Dia dos pais

Por Fernando Evangelista.

Prepare-se: domingo é dia dos pais. Durante toda esta semana você será bombardeado com propagandas de cuecas, canetas, camionetes, furadeiras e espetos de churrasco.

Não importa se você tem ou não tem pai, se você é o próprio, se você não gosta de datas comemorativas, não há saída porque esses anúncios não faltam.

Não faltam também propagandas de bebidas alcoólicas, com mensagens estranhas e enigmáticas. Uma delas, em tom solene, adverte: “Este vinho é exclusivo para heróis, heróis como o seu pai”.

Não sei se isso funciona, não entendo de vinho e menos ainda de publicidade, mas considero arriscada a estratégia de venda. Além de excludente, ela abre polêmicas familiares perigosas. Afinal, o que é ser herói?

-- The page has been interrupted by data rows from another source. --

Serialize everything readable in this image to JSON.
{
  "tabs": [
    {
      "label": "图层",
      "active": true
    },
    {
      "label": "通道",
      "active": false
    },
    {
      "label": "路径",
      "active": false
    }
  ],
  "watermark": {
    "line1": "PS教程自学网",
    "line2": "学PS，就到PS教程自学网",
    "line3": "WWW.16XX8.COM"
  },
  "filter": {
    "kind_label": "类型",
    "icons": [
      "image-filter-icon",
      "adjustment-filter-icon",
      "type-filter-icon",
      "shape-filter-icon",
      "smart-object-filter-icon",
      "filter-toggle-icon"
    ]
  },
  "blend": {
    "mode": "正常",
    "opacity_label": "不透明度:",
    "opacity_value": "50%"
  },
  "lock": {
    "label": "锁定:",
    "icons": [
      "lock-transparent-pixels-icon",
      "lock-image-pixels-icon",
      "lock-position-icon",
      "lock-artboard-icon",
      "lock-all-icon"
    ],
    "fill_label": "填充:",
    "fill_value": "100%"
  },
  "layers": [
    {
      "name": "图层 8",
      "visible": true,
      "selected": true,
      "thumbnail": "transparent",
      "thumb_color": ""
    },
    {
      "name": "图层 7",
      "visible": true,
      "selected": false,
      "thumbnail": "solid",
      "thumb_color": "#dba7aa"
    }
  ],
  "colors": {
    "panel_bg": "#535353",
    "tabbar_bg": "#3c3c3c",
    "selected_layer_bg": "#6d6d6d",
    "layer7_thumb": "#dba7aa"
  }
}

Quase todo filho nutre admiração pelo pai, apesar dos defeitos, dos silêncios recíprocos, dos diálogos interrompidos, do tempo não dispensado. Quase todo pai é o melhor do mundo, apesar de não o ser.

Isso não responde se você pode – obviamente supondo que seu velho ainda esteja neste mundo – comprar aquele vinho, exclusivo para heróis. Não sei de você, mas, para mim, herói é aquele que faz coisas incomuns, coisas boas que a grande maioria das pessoas não sabe ou não está disposta a fazer.

Nos dias de hoje, portanto, herói é ser sincero e generoso com os outros e consigo mesmo. É saber ouvir e ouvir sem julgar, respeitando as diferenças. É escolher o caminho que considera justo, mesmo que seja o mais longo e o mais espinhoso. É reconhecer quando se erra e rir dos próprios erros.

Ser herói é não perder o equilíbrio, apesar do chão escorregadio, das pressões e do barulho ao redor. É perceber que numa música pode estar escondido todo o mistério, por saber que o mistério se revela em qualquer lugar. É cultivar a simplicidade, apesar de algumas glórias e conquistas, por saber que glórias e conquistas são passageiras.

Ser herói é dividir tudo o que se tem e, muitas vezes, o que falta. É ter a porta da casa aberta para quem precisa e para quem não precisa, para os amigos e até para os desafetos. É não guardar ódios e saber conviver com as tristezas. É fazer o que se diz e dizer sem gritar porque todos o escutam e o respeitam.

Ser herói é permanecer menino, com o olhar curioso, encantado com a vida que sabe ser imprevisível, por isso fascinante. Ser herói é manter intacta a ternura, apesar dos pesares.

Sob esse aspecto, preciso confessar, meu pai – Francisco Xavier Medeiros Vieira – é um herói. Um herói de carne e osso, com alguns defeitos e sem poderes mágicos, mas um herói de verdade. Desapegado das coisas materiais e desses elogios virtuais, ele vai achar graça da crônica, mas vai aceitar o vinho.

Fernando Evangelista é jornalista.

Imagem: Francisco Xavier Medeiros Vieira, fotografado pelo autor.